Le G20, s’il veut réellement s’attaquer aux maux essentiels de la finance globale, devrait interdire ou du moins encadrer certaines pratiques malsaines, comme les ventes à découvert, le naked short selling, l’asset stripping et toutes ces techniques inventives, car permettant de jouer gros avec peu de moyens.
Pour revenir à la construction imaginée plus haut par Christian Noyer, un fonds, avec une mise initiale de 100 millions de $, peut prendre des positions spéculatives sur le marché du pétrole ou du blé allant jusqu’à 6 milliards de dollars. Comme une baisse des cours inopinée de seulement 2 % suffit pour effacer tout le capital initial, on peut s’imaginer les conséquences sur un marché comme celui du pétrole, où le coût du baril de brut oscilla sur 12 mois entre 40 et 150 $.
Comme la spéculation sur le marché des subprimes est finie pour cause de catastrophe financière, les grands survivants de la finance internationale se lancent maintenant avec toute leur force de frappe dans les paris sur les matières premières. Ainsi JPMorgan et BNPParisbas ont crées de nouveaux « véhicules », les « commodity indices ». En utilisant des superordinateurs capables d’exécuter des milliers d’opérations de trading par seconde, les ordres dites « flash », ils exploitent les moindres variations des cours et peuvent bien sûr les orienter. 400 des 20.000 sociétés de trading américaines ont déjà accaparés quelque 45 % des ordres passées chaque jour, faisant ainsi la pluie et le beau temps pour le prix du pain, de la viande, du café, du chocolat et bien sûr des carburants que nous consommons.
La seule division « commodities » de Goldman Sachs a ainsi engrangé 6,8 milliards de $ de bénéfices rien qu’au 2e semestre de cette année. D’autres grandes banques, comme BNP Paribas, après avoir engrangé les aides des Gouvernements français, belge et luxembourgeois, se refont une santé sur les marchés hautement spéculatifs, et recommencent à distribuer des primes mirifiques à leurs traders.
Il va sans dire que les mêmes banques viennent d’engager des opérations de lobbying féroces notamment à Washington, Londres et Bruxelles, pour empêcher toute législation limitant la « liberté d’entreprendre ». Ainsi les propositions encore bien timides de la Commission en matière de régulation des marchés sont déjà contestées par la City et donc le Gouvernement de Sa Majesté.

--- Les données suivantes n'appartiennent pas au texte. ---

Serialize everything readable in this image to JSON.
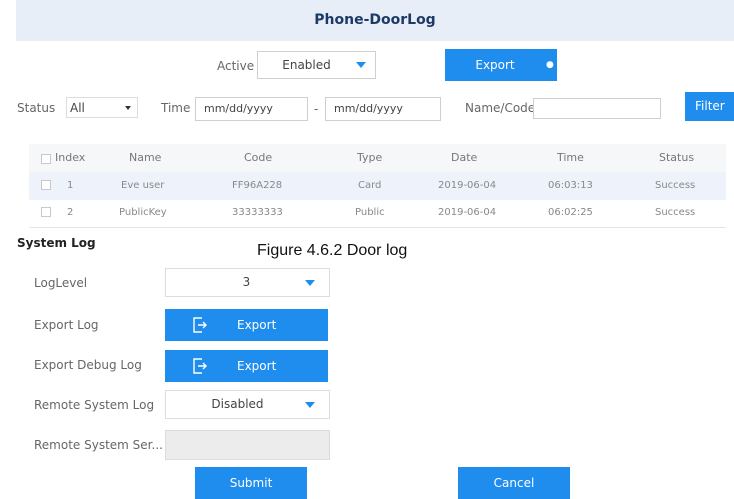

L’humanité restera-t-elle donc à la merci d’une sphère financière incontrôlable et ingouvernable, qui sous prétexte de liberté d’entreprendre accumule les prises de risque servant la cupidité des financiers, mais laisse à la société la responsabilité d’assumer le coût du sauvetage ?

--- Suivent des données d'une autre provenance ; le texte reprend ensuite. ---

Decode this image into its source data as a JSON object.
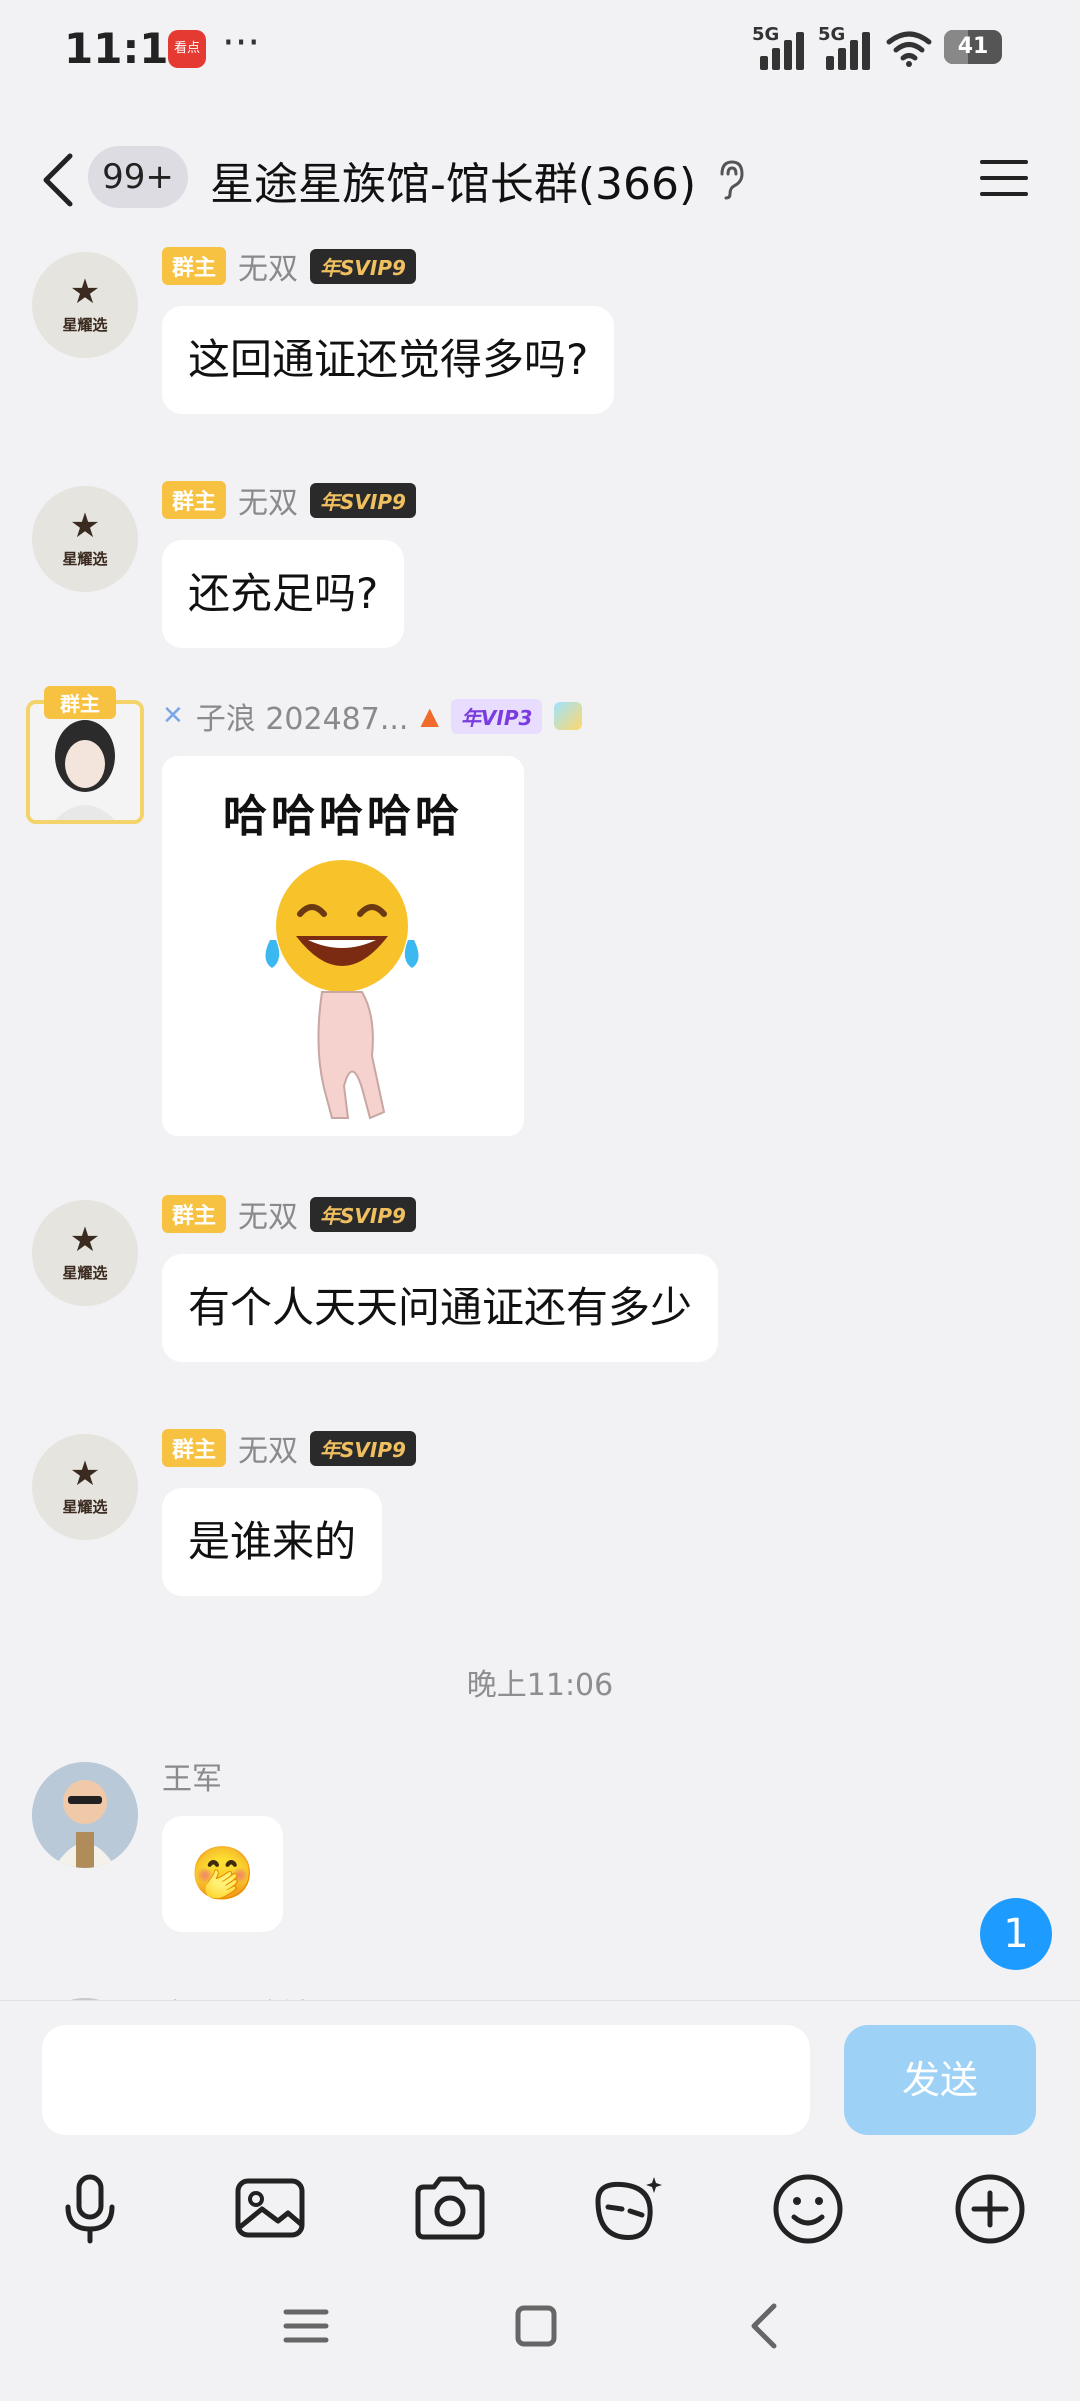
{
  "status_bar": {
    "time": "11:12",
    "news_app_label": "看点",
    "more": "···",
    "net1": "5G",
    "net2": "5G",
    "battery": "41",
    "battery_level": 0.41
  },
  "header": {
    "unread_count": "99+",
    "title": "星途星族馆-馆长群(366)"
  },
  "messages": [
    {
      "role_badge": "群主",
      "sender": "无双",
      "vip": "年SVIP9",
      "text": "这回通证还觉得多吗?",
      "avatar_label": "星耀选"
    },
    {
      "role_badge": "群主",
      "sender": "无双",
      "vip": "年SVIP9",
      "text": "还充足吗?",
      "avatar_label": "星耀选"
    },
    {
      "role_badge": "群主",
      "sender": "子浪 202487...",
      "vip": "年VIP3",
      "sticker_text": "哈哈哈哈哈"
    },
    {
      "role_badge": "群主",
      "sender": "无双",
      "vip": "年SVIP9",
      "text": "有个人天天问通证还有多少",
      "avatar_label": "星耀选"
    },
    {
      "role_badge": "群主",
      "sender": "无双",
      "vip": "年SVIP9",
      "text": "是谁来的",
      "avatar_label": "星耀选"
    }
  ],
  "time_divider": "晚上11:06",
  "last_message": {
    "sender": "王军",
    "emoji": "🤭"
  },
  "partial_sender": "东北网购镇子",
  "new_message_count": "1",
  "input": {
    "placeholder": "",
    "send_label": "发送"
  },
  "toolbar": [
    "mic-icon",
    "image-icon",
    "camera-icon",
    "emoji-mask-icon",
    "smiley-icon",
    "plus-icon"
  ],
  "colors": {
    "accent": "#1e9bff",
    "owner_badge": "#f7c242",
    "send_disabled": "#9dd2f6",
    "background": "#f2f2f5"
  }
}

Dans une édition récente le magazine allemand « Der Spiegel » cite un banquier qui résume l’évolution du capitalisme financier dans un raccourci saisissant : <Au début les banques se sont servis sur l’argent de leurs clients. Puis elles ont consommé l’argent de leurs actionnaires. Maintenant elles puisent dans le plus vaste des réservoirs : l’argent du contribuable>.

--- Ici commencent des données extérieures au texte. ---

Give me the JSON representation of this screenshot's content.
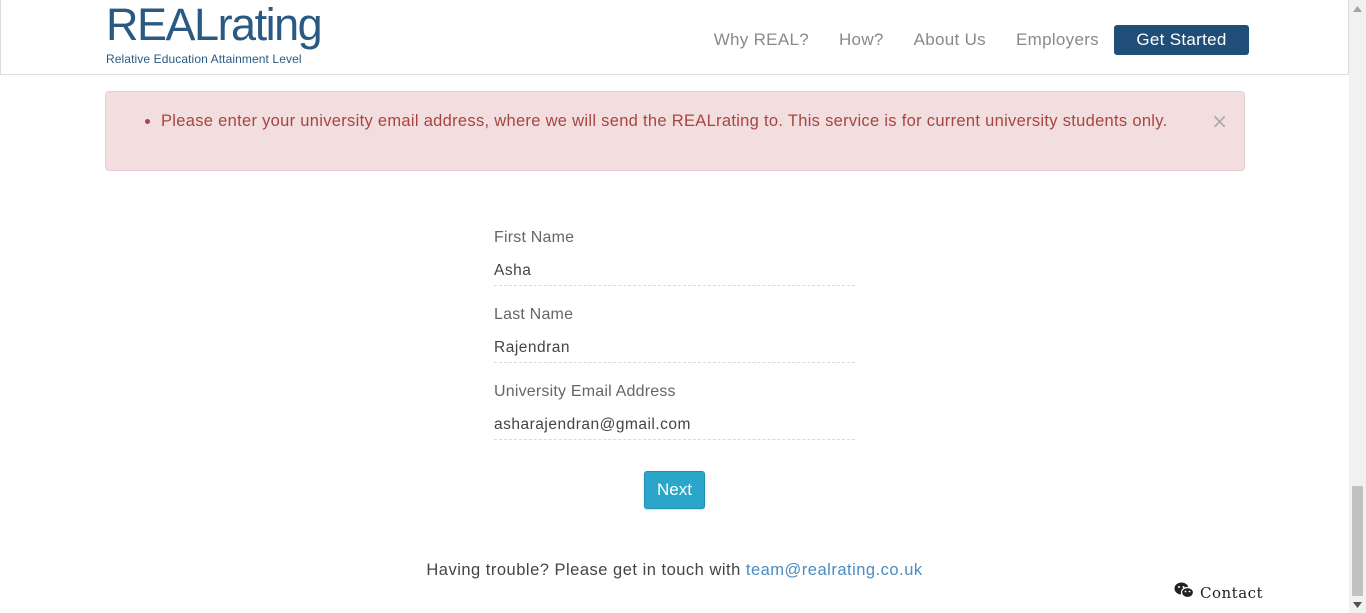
{
  "header": {
    "logo": {
      "bold": "REAL",
      "thin": "rating"
    },
    "tagline": "Relative Education Attainment Level",
    "nav": [
      {
        "label": "Why REAL?"
      },
      {
        "label": "How?"
      },
      {
        "label": "About Us"
      },
      {
        "label": "Employers"
      }
    ],
    "cta_label": "Get Started"
  },
  "alert": {
    "message": "Please enter your university email address, where we will send the REALrating to. This service is for current university students only.",
    "close_glyph": "×"
  },
  "form": {
    "first_name": {
      "label": "First Name",
      "value": "Asha"
    },
    "last_name": {
      "label": "Last Name",
      "value": "Rajendran"
    },
    "email": {
      "label": "University Email Address",
      "value": "asharajendran@gmail.com"
    },
    "next_label": "Next"
  },
  "help": {
    "text": "Having trouble? Please get in touch with ",
    "email": "team@realrating.co.uk"
  },
  "contact_label": "Contact",
  "colors": {
    "brand": "#2a5a84",
    "cta": "#1f4e78",
    "alert_bg": "#f2dede",
    "alert_text": "#a94442",
    "next_button": "#2ba6cb",
    "link": "#4a8bc2"
  }
}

C’est inacceptable. Je suis de ceux qui pensent qu’il n’y pas d’alternative à l’économie de marché. Mais le marché n’est ni infaillible, ni juste. Il n’évolue que dans le présent et est incapable d’anticiper l’avenir. Le marché reste la rencontre du hasard et de la nécessité. Sans règles, c’est la jungle.
Au Parlement Européen il semble exister une majorité désireuse de tirer des enseignements définitifs de la crise. Nous allons nous battre pour obliger les Gouvernements d’établir sur le plan international un ensemble de règles pour toute la galaxie financière. Aucune zone d’ombre ne doit être tolérée. Le secteur privé doit assumer le coût de ses erreurs, y compris sur les deniers personnels des dirigeants si grassement rémunérés pour des responsabilités qu’ils n’ont jamais assumés jusqu’à présent.
Transparence et responsabilisation doivent être à la base de la bonne gouvernance du monde financier.
Conférence à l’Université de Santander le 26 août 2009.